Merimnetria ichthyochroa

Scientific classification
- Domain: Eukaryota
- Kingdom: Animalia
- Phylum: Arthropoda
- Class: Insecta
- Order: Lepidoptera
- Family: Gelechiidae
- Genus: Merimnetria
- Species: M. ichthyochroa
- Binomial name: Merimnetria ichthyochroa (Walsingham, 1907)
- Synonyms: Merimnetria (Aristoteliodes) ichthyochroa; Aristotelia ichthyochroa Walsingham, 1907;

= Merimnetria ichthyochroa =

- Authority: (Walsingham, 1907)
- Synonyms: Merimnetria (Aristoteliodes) ichthyochroa, Aristotelia ichthyochroa Walsingham, 1907

Species of moth

Merimnetria ichthyochroa is a moth in the family Gelechiidae. It was first described by Lord Walsingham in 1907. It is endemic to the Hawaiian island of Molokai.

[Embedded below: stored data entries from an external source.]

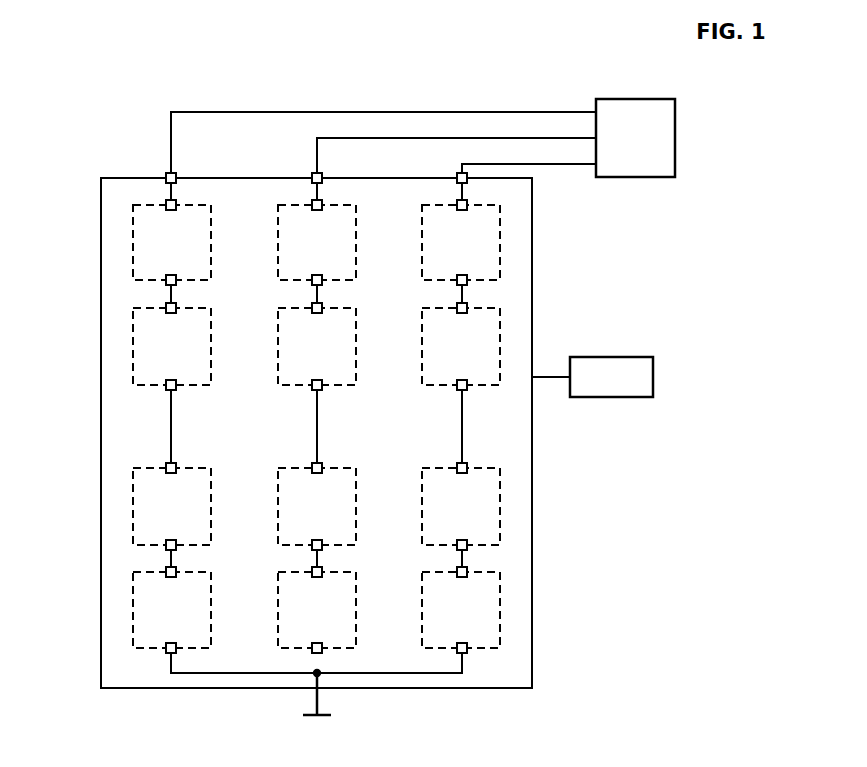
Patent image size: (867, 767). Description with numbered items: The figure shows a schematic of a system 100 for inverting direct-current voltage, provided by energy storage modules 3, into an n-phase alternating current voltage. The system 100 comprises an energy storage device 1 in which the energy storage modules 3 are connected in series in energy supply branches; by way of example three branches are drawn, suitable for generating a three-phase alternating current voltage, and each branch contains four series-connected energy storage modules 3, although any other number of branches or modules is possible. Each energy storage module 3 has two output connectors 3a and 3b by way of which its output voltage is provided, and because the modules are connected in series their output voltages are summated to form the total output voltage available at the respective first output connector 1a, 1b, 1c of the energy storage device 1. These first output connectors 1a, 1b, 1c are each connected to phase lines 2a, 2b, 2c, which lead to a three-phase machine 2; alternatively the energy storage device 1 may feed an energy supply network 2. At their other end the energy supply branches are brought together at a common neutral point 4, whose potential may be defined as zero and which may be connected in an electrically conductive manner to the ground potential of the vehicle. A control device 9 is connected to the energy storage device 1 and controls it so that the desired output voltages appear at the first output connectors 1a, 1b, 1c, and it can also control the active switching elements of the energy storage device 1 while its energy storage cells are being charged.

The system 100 is at (112, 100).
The energy storage device 1 is at (534, 204).
The first output connector 1a is at (166, 176).
The first output connector 1b is at (312, 176).
The first output connector 1c is at (457, 176).
The three-phase machine 2 is at (634, 98).
The phase line 2a is at (243, 111).
The phase line 2b is at (377, 137).
The phase line 2c is at (510, 163).
The energy storage module 3 is at (211, 243).
The output connector 3a is at (312, 203).
The output connector 3b is at (312, 282).
The common neutral point 4 is at (244, 676).
The control device 9 is at (610, 356).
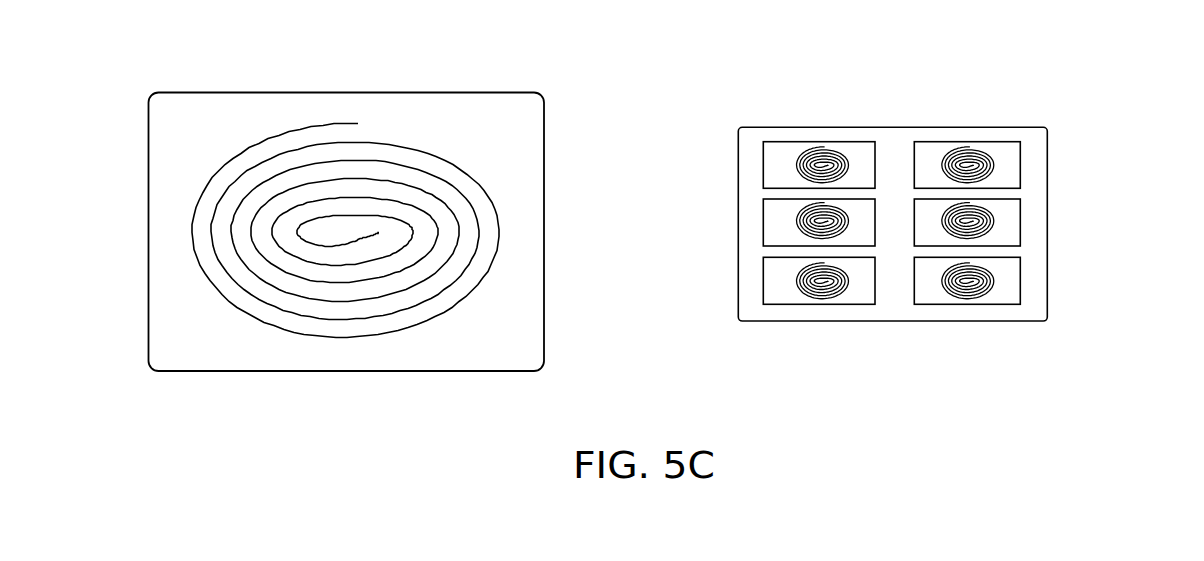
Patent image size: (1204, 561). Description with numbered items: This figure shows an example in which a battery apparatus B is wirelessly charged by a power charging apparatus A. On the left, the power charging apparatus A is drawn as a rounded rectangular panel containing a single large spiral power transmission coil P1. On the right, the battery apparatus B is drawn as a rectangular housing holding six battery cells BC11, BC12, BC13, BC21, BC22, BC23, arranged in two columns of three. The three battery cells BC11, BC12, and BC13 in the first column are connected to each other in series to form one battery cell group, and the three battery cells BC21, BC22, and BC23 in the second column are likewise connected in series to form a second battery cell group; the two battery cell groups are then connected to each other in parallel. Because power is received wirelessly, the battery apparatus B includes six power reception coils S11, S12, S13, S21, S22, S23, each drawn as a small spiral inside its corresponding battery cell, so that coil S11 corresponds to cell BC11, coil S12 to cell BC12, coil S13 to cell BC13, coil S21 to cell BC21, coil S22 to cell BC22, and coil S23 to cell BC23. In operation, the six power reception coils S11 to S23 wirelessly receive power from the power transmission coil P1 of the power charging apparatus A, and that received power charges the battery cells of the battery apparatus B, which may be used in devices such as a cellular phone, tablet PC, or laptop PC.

The power charging apparatus A is at (356, 92).
The battery apparatus B is at (892, 126).
The power transmission coil P1 is at (480, 186).
The power reception coil S11 is at (798, 155).
The power reception coil S12 is at (797, 215).
The power reception coil S13 is at (797, 272).
The power reception coil S21 is at (988, 155).
The power reception coil S22 is at (987, 214).
The power reception coil S23 is at (988, 273).
The battery cell BC11 is at (772, 173).
The battery cell BC12 is at (768, 235).
The battery cell BC13 is at (768, 293).
The battery cell BC21 is at (1015, 173).
The battery cell BC22 is at (1017, 235).
The battery cell BC23 is at (1017, 293).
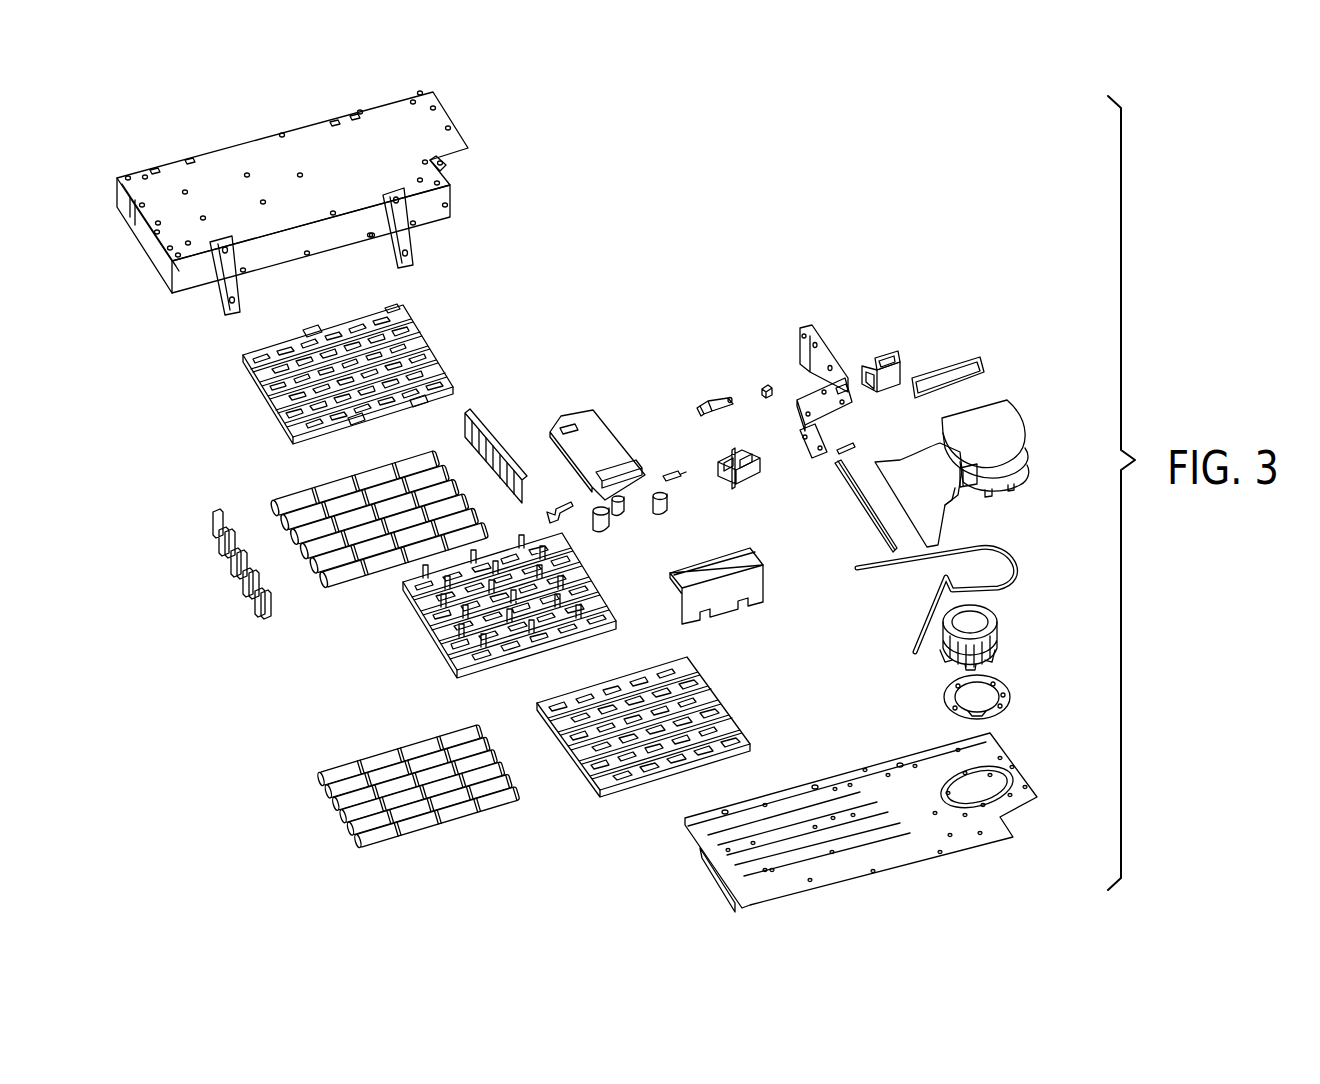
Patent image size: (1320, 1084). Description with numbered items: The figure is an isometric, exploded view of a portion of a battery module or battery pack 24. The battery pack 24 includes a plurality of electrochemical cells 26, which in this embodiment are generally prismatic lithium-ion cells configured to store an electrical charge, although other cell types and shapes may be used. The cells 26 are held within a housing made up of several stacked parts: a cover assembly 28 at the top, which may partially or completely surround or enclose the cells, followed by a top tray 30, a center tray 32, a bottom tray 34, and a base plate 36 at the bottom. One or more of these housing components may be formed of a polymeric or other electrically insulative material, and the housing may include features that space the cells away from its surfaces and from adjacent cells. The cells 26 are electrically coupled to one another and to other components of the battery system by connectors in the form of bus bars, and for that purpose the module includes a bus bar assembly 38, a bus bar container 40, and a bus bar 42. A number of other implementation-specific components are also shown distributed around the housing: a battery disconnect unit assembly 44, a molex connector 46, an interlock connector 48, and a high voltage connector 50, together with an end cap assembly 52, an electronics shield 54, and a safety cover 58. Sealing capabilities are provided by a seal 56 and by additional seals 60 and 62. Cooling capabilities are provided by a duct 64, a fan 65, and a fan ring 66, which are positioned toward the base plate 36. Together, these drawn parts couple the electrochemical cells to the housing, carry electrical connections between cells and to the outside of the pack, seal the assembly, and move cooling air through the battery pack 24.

The battery pack 24 is at (649, 252).
The electrochemical cells 26 is at (287, 505).
The cover assembly 28 is at (240, 141).
The top tray 30 is at (262, 392).
The center tray 32 is at (460, 670).
The bottom tray 34 is at (600, 795).
The base plate 36 is at (693, 840).
The bus bar assembly 38 is at (207, 520).
The bus bar container 40 is at (488, 438).
The bus bar 42 is at (562, 527).
The battery disconnect unit assembly 44 is at (608, 425).
The molex connector 46 is at (710, 398).
The interlock connector 48 is at (763, 385).
The high voltage connector 50 is at (752, 478).
The end cap assembly 52 is at (823, 335).
The electronics shield 54 is at (723, 610).
The seal 56 is at (858, 505).
The safety cover 58 is at (885, 355).
The seal 60 is at (965, 362).
The seal 62 is at (1007, 542).
The duct 64 is at (1037, 450).
The fan 65 is at (998, 623).
The fan ring 66 is at (1013, 690).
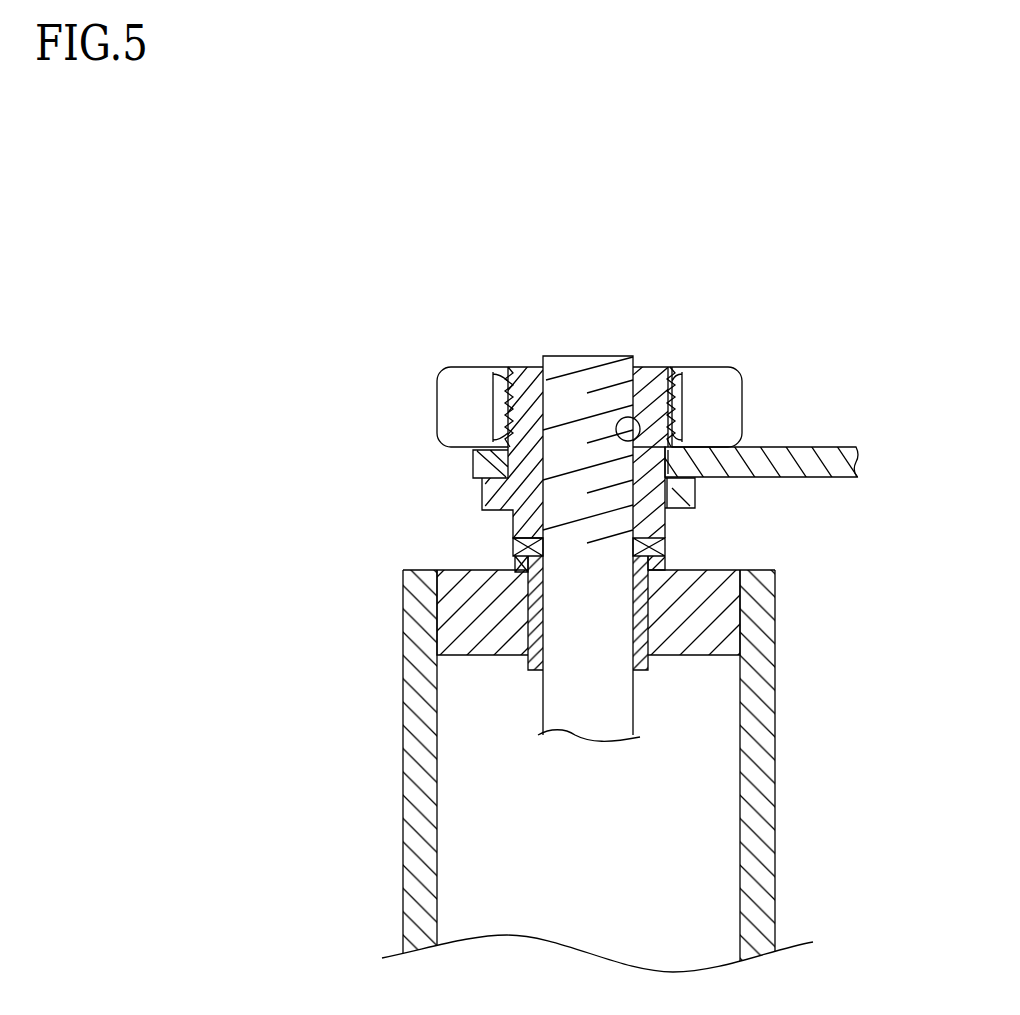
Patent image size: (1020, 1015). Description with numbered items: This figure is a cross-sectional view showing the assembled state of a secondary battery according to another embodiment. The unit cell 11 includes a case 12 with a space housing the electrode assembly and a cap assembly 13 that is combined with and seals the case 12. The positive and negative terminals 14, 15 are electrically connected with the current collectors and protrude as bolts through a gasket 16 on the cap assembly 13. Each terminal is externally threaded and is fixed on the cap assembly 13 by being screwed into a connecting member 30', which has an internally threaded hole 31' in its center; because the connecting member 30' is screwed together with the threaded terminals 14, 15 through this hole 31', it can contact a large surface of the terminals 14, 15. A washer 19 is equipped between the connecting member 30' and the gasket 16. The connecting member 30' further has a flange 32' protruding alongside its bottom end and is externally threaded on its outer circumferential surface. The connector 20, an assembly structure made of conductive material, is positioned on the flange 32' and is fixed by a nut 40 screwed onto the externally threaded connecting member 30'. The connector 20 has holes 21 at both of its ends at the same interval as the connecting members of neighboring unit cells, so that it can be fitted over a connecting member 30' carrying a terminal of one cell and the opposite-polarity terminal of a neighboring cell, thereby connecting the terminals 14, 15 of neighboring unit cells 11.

The unit cell 11 is at (818, 831).
The case 12 is at (418, 861).
The cap assembly 13 is at (395, 625).
The positive terminal 14 is at (607, 686).
The negative terminal 15 is at (709, 636).
The gasket 16 is at (513, 558).
The washer 19 is at (660, 547).
The connector 20 is at (821, 447).
The hole 21 is at (513, 444).
The connecting member 30' is at (589, 507).
The internally threaded hole 31' is at (661, 422).
The flange 32' is at (529, 471).
The nut 40 is at (720, 398).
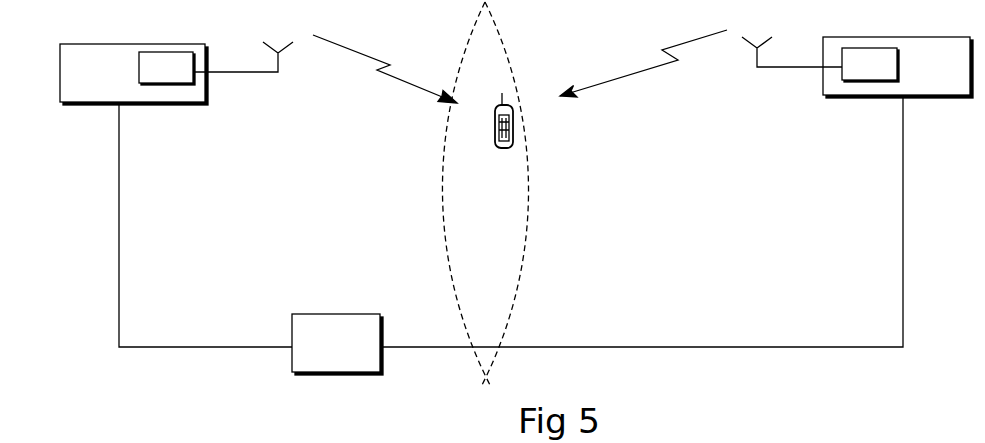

The wingspan is about 16 mm. The forewings are rather shining, whitish cinereous (ash gray), but showing a slight ferruginous reflection in certain lights. There is a broad triangular ferruginous costal blotch, commencing at one-fourth, descends outward to the middle of the fold and is then diffused upward to the commencement of the costal cilia, a few dark ferruginous scales about the apex and termen precede the leaden-gray cilia which have also in some lights a reddish-brown reflection. The hindwings are dark brownish gray.